The new five-year forecast for equipment rental industry revenues released by the American Rental Association (ARA) continues to call for steady gains and expectations for growth are greater than in the February forecast.
ARA now projects U.S. equipment rental revenue to reach $49.4 billion in 2017, up 4.5 percent over last year. The February forecast projected U.S. equipment rental revenue of $48.9 billion in 2017 and an average annual growth rate of 4.6 percent to reach $56 billion in 2020.
The May 3 forecast calls for U.S. rental revenue to grow 4.7 percent in 2018, 5.1 percent in 2019, 4.6 percent in 2020 and 4.4 percent in 2021 to reach $59.4 billion combined for the three segments of the industry including construction/industrial, general tool/light construction and party/special event.
This is the second consecutive quarterly forecast to project stronger growth during the forecast period compared to the previous quarterly update of the ARA Rental Market Monitor™ subscription service by IHS Markit™, the economic forecasting firm that compiles the data and analysis as part of a partnership with ARA and Rental Management.
“The equipment rental continues to post strong performance numbers with annual revenues closing in in the $50 billion mark this year,” says John McClelland, ARA’s vice president for government affairs and chief economist.
“The issues going forward are how the Congress is going to deal with tax reform and infrastructure spending. If tax reform can lower rates and simplify the code for all businesses that could be a sign of even stronger growth and a strong infrastructure bill will add to that momentum,” McClelland says.
Scott Hazelton, managing director, IHS Markit, says weak first quarter numbers for the U.S. gross domestic product (GDP) masked solid demand for investment, which will help fuel growth in equipment rental revenues.
“Construction growth has remained robust.

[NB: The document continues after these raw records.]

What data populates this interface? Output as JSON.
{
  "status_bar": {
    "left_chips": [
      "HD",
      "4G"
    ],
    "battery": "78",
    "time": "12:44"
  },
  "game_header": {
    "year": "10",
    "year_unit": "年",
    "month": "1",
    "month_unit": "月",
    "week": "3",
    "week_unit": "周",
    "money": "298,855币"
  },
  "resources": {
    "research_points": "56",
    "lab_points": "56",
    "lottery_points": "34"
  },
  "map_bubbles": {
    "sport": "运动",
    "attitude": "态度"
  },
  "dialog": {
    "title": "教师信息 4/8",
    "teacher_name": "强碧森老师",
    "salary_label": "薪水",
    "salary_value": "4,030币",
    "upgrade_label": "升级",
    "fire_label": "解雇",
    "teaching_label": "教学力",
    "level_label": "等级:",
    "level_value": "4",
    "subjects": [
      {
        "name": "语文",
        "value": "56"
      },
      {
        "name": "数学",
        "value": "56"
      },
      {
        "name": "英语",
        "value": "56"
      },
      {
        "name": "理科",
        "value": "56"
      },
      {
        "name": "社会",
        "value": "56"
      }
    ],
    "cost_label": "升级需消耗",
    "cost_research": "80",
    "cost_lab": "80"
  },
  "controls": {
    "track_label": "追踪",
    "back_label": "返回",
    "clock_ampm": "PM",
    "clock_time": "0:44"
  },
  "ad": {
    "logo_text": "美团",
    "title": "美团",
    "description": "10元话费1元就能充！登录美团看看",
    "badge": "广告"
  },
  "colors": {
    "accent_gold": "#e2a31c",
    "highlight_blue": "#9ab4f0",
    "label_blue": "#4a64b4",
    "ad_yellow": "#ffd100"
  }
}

While it will moderate over the year, it will support significant rental potential,” Hazelton says. “Reduced headwinds from exchange rates and improving business confidence also are aiding the industrial sector and its equipment rental demands.”
Hazelton also says policy uncertainties continue to temper the forecast because of unknowns. “Good decisions could improve the outlook while poor ones could substantially diminish it. However, the trends to date suggest strong equipment rental demand for 2017, 2018 and beyond,” he says.
Despite sluggishness in nonresidential construction, contractions in real residential construction and uncertainty of additional infrastructure spending, the construction and industrial equipment segment and general tool rental segment are projected to achieve compound annual growth rates (CAGRs) of 4.1 percent and 6.1 percent, respectively, between 2017 and 2012, according to the ARA Rental Market Monitor.
In addition, party and event rentals will benefit from continued improvement in consumer spending and rental revenue is projected to show a 5.8 percent CAGR over the 2017 to 2021 period. Total equipment rental revenue is expected to grow at a CAGR of 4.7 percent between 2017 and 2021.
In Canada, the five-year forecast calls for accelerating revenue growth each year, starting with a 2.7 percent increase in 2017 to reach $5.12 billion. Total rental revenue is expected to grow another 3.1 percent in 2018, 4.2 percent in 2019, 5.3 percent in 2020 and 5.9 percent in 2021 to reach $6.13 billion.
Construction and industrial equipment and general tool rental revenues are expected to grow at CAGRs of 4.7 percent and 4.3 percent, respectively, through 2021. Party and event rental is expected to grow at a CAGR of 4.2 percent, benefitting from stable consumer spending and a rebound in corporate disposable income in Canada. Total rental revenue in Canada is pro9jected to grow at a CAGR of 4.6 percent between 2017 and 2021, according to the ARA Rental Market Monitor.